Wednesday, August 13, 2008

If you think you were justified, NEVER accept a police caution!

Jim McCullough of Manchester in England, must be ruing the day he accepted a police caution. Jim was a football coach and community worker who spent his life working with children. After a family row with his 13 year old daughter, Jess, who had been upsetting neighbours by banging on their windows and generally behaving like a lout, she swore at him and he slapped her - once - across the face.

The child, who now admits (rather too late) that she deserved what she got, immediately decided to be bitchy and phoned the police. Mr McCullough was arrested and given the choice of being taken to court or accepting a police caution. As any decent man would do in such circumstances he was grateful for the caution.

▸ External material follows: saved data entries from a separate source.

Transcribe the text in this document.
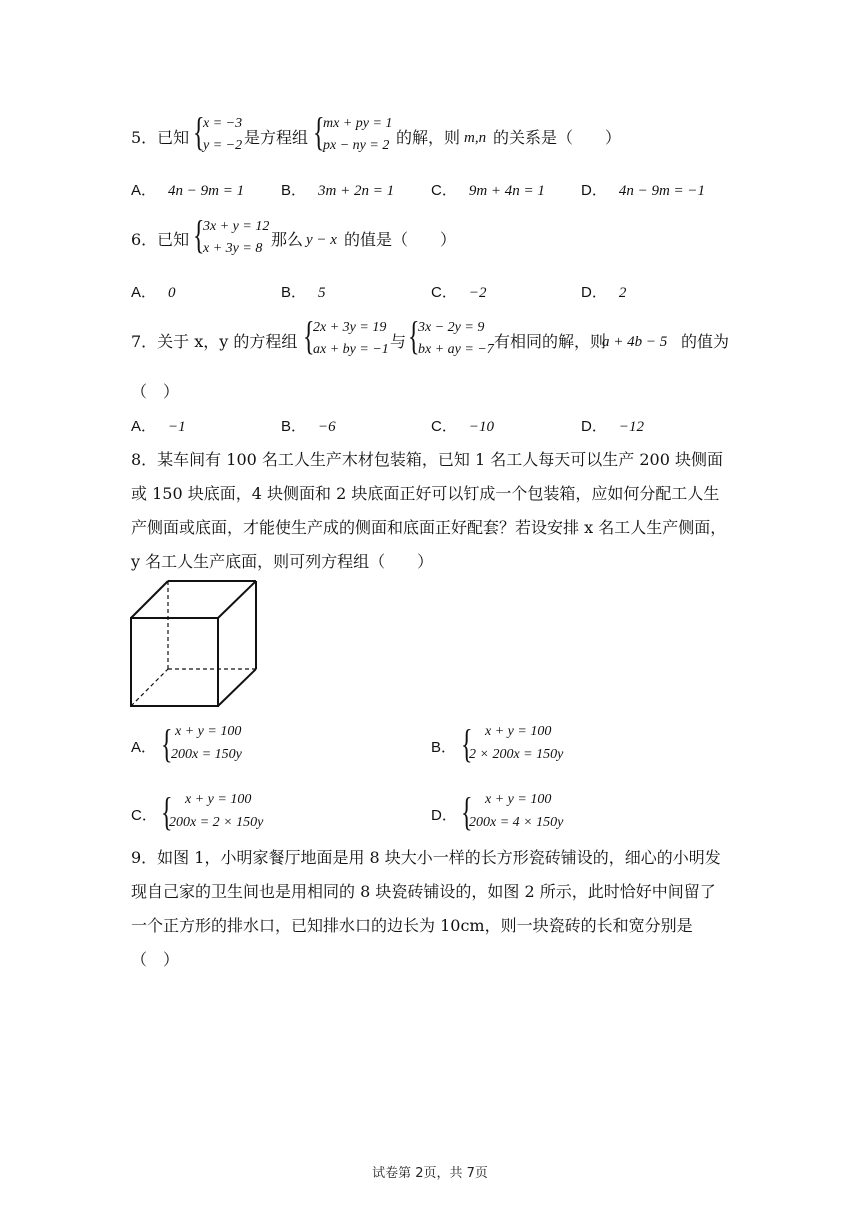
5．已知 {
x = −3
y = −2 是方程组 {
mx + py = 1
px − ny = 2 的解，则 m,n 的关系是（　　）
A． 4n − 9m = 1 B． 3m + 2n = 1 C． 9m + 4n = 1 D． 4n − 9m = −1
6．已知 {
3x + y = 12
x + 3y = 8 那么 y − x 的值是（　　）
A． 0	B． 5	C． −2	D． 2
7．关于 x，y 的方程组 {
2x + 3y = 19
ax + by = −1 与 {
3x − 2y = 9
bx + ay = −7 有相同的解，则
a + 4b − 5 的值为
（　）
A． −1	B． −6	C． −10	D． −12
8．某车间有 100 名工人生产木材包装箱，已知 1 名工人每天可以生产 200 块侧面或 150 块底面，4 块侧面和 2 块底面正好可以钉成一个包装箱，应如何分配工人生产侧面或底面，才能使生产成的侧面和底面正好配套？若设安排 x 名工人生产侧面，y 名工人生产底面，则可列方程组（　　）
A． { x + y = 100
200x = 150y	B． { x + y = 100
2 × 200x = 150y
C． { x + y = 100
200x = 2 × 150y	D． { x + y = 100
200x = 4 × 150y
9．如图 1，小明家餐厅地面是用 8 块大小一样的长方形瓷砖铺设的，细心的小明发现自己家的卫生间也是用相同的 8 块瓷砖铺设的，如图 2 所示，此时恰好中间留了一个正方形的排水口，已知排水口的边长为 10cm，则一块瓷砖的长和宽分别是（　）
试卷第 2页，共 7页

What he didn't appreciate was that the caution counts as a non prosecuted acceptance of guilt. Consequently he is recorded on the national police computer as having recorded a violent offence against a child and can no longer work with children - an area to which he has devoted his life.

This is clearly ridiculous, but it's not the fault of the police who follow their instructions, it's the fault of our society and an overprotective law which allows the vindictive reaction of a lippy little cow to supercede common sense. I have long said that common sense has been driven out of the British legal system in favour of mandatory Home Office dictats and the impersonality of the computer.

The lesson to be learned, though, is that even though you may be feeling upset, shocked and pressurised and thus grateful to be given the chance of not being taken to court, then think twice.

If you feel your actions were justified and you have a clear conscience, elect for a trial by jury and seek total exoneration. The experience of Mr McCullough should be a warning to every parent in the land just how crazy our system has become.